Fue así como empezó todo. El fallo, y sobre todo una conciencia social reivindicativa que comenzaba a despertar, originó un conflicto, a veces silencioso y a veces muy ruidoso, que no quedaría del todo resuelto hasta una década después, más o menos en el año 1992. Fue la época más convulsa (también de gran transformación, porque las inversiones en equipos y tendido comenzaron a llegar) que vivió la compañía Jallas, cuya oficina cerró hace pocos días en Cee, poniendo fin testimonial (pertenecía a Fenosa desde 1978) a un siglo de trabajo en la Costa da Morte.
Y fue también esa época la que dio el chispazo para el desembarco en la política de Xan García Pouso, hoy secretario de Neria y antes concejal en Vimianzo y Fisterra. Entonces casi un adolescente, sus arengas a los vecinos, a veces subido en una silla, desde su puesto de secretario de la entidad de su parroquia, Cereixo, animaban a no pagar los recibos en tanto Jallas no abonase lo que mandaba la sentencia. Fue precisamente por Cereixo y la vecina parroquia de Carnés por donde más movimiento combativo hubo. Incluso organizaron una manifestación en Cee con el lema No 2000, Jallas co candil.

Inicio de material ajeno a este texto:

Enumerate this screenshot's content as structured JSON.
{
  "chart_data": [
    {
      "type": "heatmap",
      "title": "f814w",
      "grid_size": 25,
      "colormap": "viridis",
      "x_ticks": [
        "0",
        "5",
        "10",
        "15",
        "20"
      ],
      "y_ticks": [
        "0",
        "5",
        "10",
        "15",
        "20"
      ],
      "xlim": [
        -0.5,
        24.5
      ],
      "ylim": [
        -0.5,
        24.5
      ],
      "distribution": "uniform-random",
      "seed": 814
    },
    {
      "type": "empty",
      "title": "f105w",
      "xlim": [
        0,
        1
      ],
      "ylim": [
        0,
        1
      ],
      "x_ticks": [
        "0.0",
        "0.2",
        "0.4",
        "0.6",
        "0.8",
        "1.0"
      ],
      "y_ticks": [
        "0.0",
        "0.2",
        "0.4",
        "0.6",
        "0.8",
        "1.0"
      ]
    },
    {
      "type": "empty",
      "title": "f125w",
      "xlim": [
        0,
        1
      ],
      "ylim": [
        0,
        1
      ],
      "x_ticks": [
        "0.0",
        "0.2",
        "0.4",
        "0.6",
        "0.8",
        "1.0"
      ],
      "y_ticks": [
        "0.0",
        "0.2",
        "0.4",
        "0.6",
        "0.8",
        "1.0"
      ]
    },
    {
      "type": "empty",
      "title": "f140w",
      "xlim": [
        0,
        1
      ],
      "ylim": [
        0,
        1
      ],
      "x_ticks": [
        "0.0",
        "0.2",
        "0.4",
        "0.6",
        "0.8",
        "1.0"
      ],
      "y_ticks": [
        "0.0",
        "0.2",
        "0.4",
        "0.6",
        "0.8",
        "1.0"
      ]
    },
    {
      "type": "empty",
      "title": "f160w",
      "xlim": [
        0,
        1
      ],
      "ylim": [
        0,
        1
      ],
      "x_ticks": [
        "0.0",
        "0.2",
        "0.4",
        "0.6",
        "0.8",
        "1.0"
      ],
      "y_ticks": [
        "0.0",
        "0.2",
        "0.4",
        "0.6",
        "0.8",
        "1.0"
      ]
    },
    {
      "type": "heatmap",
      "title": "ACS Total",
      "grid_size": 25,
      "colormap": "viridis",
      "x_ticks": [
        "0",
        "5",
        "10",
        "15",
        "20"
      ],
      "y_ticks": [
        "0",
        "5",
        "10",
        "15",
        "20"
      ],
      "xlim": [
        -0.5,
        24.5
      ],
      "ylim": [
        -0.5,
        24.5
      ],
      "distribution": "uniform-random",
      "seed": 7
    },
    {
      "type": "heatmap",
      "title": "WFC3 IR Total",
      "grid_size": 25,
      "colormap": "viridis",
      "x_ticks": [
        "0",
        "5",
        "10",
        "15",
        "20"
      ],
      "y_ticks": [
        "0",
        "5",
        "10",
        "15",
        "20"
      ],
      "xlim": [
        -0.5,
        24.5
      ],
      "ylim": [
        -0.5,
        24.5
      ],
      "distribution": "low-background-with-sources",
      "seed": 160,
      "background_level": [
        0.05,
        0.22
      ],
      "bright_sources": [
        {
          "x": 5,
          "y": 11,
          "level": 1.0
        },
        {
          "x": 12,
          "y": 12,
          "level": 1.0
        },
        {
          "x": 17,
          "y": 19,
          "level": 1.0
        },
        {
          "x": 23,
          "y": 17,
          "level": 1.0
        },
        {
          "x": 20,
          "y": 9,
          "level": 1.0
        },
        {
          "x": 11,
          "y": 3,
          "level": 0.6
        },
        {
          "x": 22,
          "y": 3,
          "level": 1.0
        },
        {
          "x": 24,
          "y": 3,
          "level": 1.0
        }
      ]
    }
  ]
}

Fue aquella una lucha por la luz, recuerda García. «A situación dos tendidos era terceiromundista, así que non quedaba outra. Non lle pagamos, e á xente explicabámoslle a sentencia polas parroquias. E cando os de Jallas querían cobrar ou cortar a luz, eu e máis os veciños faciámoslle fronte», recuerda. Tanto, que más de una ocasión algún enviado de la empresa fue recibido a pedradas con gravilla, o si algún técnico se subía a un poste con una escalera, igual aparecía quien amenazaba con moverla. «As melloras eran fundamentais -añade-, porque aquilo era tremendo. Ás veces ías coas vacas e os cables estaban tan caídos que tiñas que erguelo con varal para poder pasar».
Humberto Canosa Marcote (Ameixenda, 62 años), que comenzó de administrativo en Jallas y acabó como director de la oficina comarcal, vivió esos años en primera línea, sufrió algunas de aquellas piedras, y reconoce que las líneas estaban obsoletas y necesitaban una renovación, que poco a poco fue llegando. «A tensión era baixa, a potencia dos domicilios aumentaba constantemente, e as liñas non soportaban ben os cambios», recuerda.
A Humberto le tocó ir liquidando las facturas poco a poco. «A rede melloraba, e os problemas foron arranxándose».